Dari semua bab, yang paling saya tunggu-tunggu untuk baca (karena saya nggak bisa baca lompat-lompat, hehe) adalah bab Negara “Stan”. Artinya, negara-negara Asia Tengah seperti Tajikistan, Kazakstan, dll. Kenapa? Sebab orang kita sedikit yang berminat melancong ke sini. Buku-buku catatan perjalanan dari Indonesia juga sepertinya jaraaang sekali membahas negara-negara ini saking sedikitnya orang kita yang berwisata ke sana. Rata-rata buku lebih membahas jalan-jalan di Eropa, Amerika Serikat, Asia Timur, atau negara lainnya yang maju atau memang tujuan turis.

 

Buku catatan perjalanan yang banyak membahas negeri-negeri pecahan Uni Soviet ini—setidaknya yang saya temukan—hanya tulisan Agustinus Wibowo. Namun, itu adalah kisah perjalanan di era sekitar tahun 2000-an lebih sedikit. Bagaimana kondisi di sana pada tahun 2015 ke atas?

 

Hal itu diceritakan di buku ini. Apalagi, Trinity dan kedua kawannya melakukan road trip bareng sepanjang beberapa negara -Stan. Yang namanya road trip biasanya lebih menantang sehingga ada lebih banyak cerita. Selain itu, road trip juga berarti bisa mengamati keadaan real di luar wahana atau spot pariwisata yang biasanya dikelola dengan lebih baik. Oh ya, selain kisah petualangan mereka, di sini juga ditulis apa saja yang harus disiapkan kalau-kalau ada yang berminat berlibur ke sana .

 

Jadi, bagaimana negara-negara -Stan ini? Supaya lebih jelas, baca aja bukunya, hehe. Sedikit bocoran: panoramanya nggak kalah cantik dengan pegunungan-pegunungan destinasi favorit turis. Nggak sesuram yang diberitakan meski ada beberapa sisi buruknya juga (tiap negara pasti punya kan).
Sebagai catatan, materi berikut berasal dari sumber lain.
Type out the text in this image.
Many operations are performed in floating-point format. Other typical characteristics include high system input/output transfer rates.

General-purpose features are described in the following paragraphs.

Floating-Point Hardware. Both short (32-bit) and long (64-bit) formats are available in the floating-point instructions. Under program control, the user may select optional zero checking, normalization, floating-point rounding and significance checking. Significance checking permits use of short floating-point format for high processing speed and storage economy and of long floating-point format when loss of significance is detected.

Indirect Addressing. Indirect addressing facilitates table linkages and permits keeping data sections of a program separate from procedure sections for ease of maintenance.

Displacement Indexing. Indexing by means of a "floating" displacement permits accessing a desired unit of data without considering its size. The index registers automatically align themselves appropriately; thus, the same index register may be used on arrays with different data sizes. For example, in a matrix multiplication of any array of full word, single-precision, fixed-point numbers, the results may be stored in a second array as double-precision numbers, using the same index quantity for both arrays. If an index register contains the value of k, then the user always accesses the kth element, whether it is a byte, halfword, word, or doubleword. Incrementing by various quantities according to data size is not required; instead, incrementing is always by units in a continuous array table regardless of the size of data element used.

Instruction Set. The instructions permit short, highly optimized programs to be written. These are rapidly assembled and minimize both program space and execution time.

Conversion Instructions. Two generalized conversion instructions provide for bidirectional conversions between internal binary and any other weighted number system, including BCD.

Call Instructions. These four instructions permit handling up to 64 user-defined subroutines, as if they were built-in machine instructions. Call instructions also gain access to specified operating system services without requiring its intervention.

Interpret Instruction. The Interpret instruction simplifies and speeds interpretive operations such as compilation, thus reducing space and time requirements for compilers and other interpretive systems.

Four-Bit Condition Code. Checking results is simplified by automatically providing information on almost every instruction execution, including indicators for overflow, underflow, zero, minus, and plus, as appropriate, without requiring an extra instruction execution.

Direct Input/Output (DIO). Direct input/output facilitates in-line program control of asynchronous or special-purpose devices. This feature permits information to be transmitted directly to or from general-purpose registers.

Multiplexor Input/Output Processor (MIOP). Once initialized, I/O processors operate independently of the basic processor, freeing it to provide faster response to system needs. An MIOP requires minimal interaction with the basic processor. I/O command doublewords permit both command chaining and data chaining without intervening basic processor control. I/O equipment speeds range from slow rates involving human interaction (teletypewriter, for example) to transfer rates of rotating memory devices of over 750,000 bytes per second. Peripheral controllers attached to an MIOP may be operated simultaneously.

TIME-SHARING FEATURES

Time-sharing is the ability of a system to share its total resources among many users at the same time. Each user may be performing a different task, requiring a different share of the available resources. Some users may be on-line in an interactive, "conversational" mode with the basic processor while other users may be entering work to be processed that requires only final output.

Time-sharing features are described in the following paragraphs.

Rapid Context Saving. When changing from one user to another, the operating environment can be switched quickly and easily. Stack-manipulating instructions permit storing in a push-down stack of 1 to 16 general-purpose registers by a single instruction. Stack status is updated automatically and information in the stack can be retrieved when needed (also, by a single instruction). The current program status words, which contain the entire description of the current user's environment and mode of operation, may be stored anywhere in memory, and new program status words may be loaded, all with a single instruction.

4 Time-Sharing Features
Dan, tempat-tempat tersebut jauh lebih sepi.

 

Salah satu kelebihan Naked Traveler 8 ini adalah ada gambar/fotonya. Ada banyak pula. Yesss! Di buku ini ada foto-foto pemandangan dan orang-orang selama perjalanan. Jadi pembaca bisa tahu seperti apa pegunungan, danau, atau kastil (atau toilet 😁) yang dikunjungi. Ada ilustrasi juga sehingga pembaca bisa membayangkan mimik dan ekspresi Trinity waktu diberhentikan polisi atau happy nukar uang di money changer.

 

Sebagai penggemar buku warna-warni dan bergambar, ini poin plus banget. Jarang-jarang, kan, ada buku untuk orang dewasa yang bergambar.

 

Selain petualangan yang kadang menyentuh, kadang inspiratif, dan lebih sering terasa kocak, buku kedelapan ini juga menyajikan kisah beberapa pembaca yang jadi berani jalan-jalan sendirian setelah baca Naked Traveller.

 

Apa buku kedelapan ini ada kekurangannya?
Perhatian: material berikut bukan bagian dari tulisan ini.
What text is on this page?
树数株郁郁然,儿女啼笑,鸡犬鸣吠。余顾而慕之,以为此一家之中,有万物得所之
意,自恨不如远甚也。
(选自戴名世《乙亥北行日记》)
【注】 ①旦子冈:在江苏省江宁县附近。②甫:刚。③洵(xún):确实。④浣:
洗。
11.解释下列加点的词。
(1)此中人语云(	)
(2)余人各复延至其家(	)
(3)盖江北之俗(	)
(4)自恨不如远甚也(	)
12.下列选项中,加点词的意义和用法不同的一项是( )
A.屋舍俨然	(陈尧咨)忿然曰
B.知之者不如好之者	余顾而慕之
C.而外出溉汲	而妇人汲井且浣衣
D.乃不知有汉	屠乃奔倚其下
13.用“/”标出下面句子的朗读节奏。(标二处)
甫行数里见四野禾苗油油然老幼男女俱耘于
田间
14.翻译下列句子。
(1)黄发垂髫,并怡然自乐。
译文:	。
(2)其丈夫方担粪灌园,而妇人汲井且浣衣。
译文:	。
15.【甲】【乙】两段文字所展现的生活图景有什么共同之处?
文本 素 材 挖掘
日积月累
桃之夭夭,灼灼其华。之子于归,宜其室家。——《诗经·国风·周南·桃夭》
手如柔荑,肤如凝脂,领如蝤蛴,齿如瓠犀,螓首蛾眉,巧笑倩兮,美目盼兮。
Hm … apa ya …. Saya, sih, nggak nemu. Walaupun penulis cukup blak-blakan dalam membahas beberapa stereotipe dan sisi negatif sesuatu (dan beberapa hal yang debatable), tapi pembahasannya cukup objektif meski nggak begitu dalam. Itu wajar, sebab buku ini memang bukan tipe buku travel story yang banyak refleksinya atau kudu mikir/merenung banget. Tak ada pula bagian yang menjelek-jelekkan, tapi memang kondisinya begitu sepengamatan penulis. Namun, karena ini pendapat personal, maka mungkin banget kalau saya juga bias.

 

Karena buku ini gayanya santai dan ringan, maka bisa banget jadi teman bersantai selagi ngopi atau ngeteh di akhir pekan. Tiap artikel juga nggak terlalu panjang, jadi bisa dinikmati selagi nunggu angkutan umum atau abang G-food. Bagi yang baru coba-coba atau memulai lagi kebiasaan membaca, buku ini juga recommended karena itu tadi: artikelnya pendek. Cukup lah buat melatih fokus membaca beberapa menit.

 

Akhir kata, selamat membaca dan berjalan-jalan dalam kepala!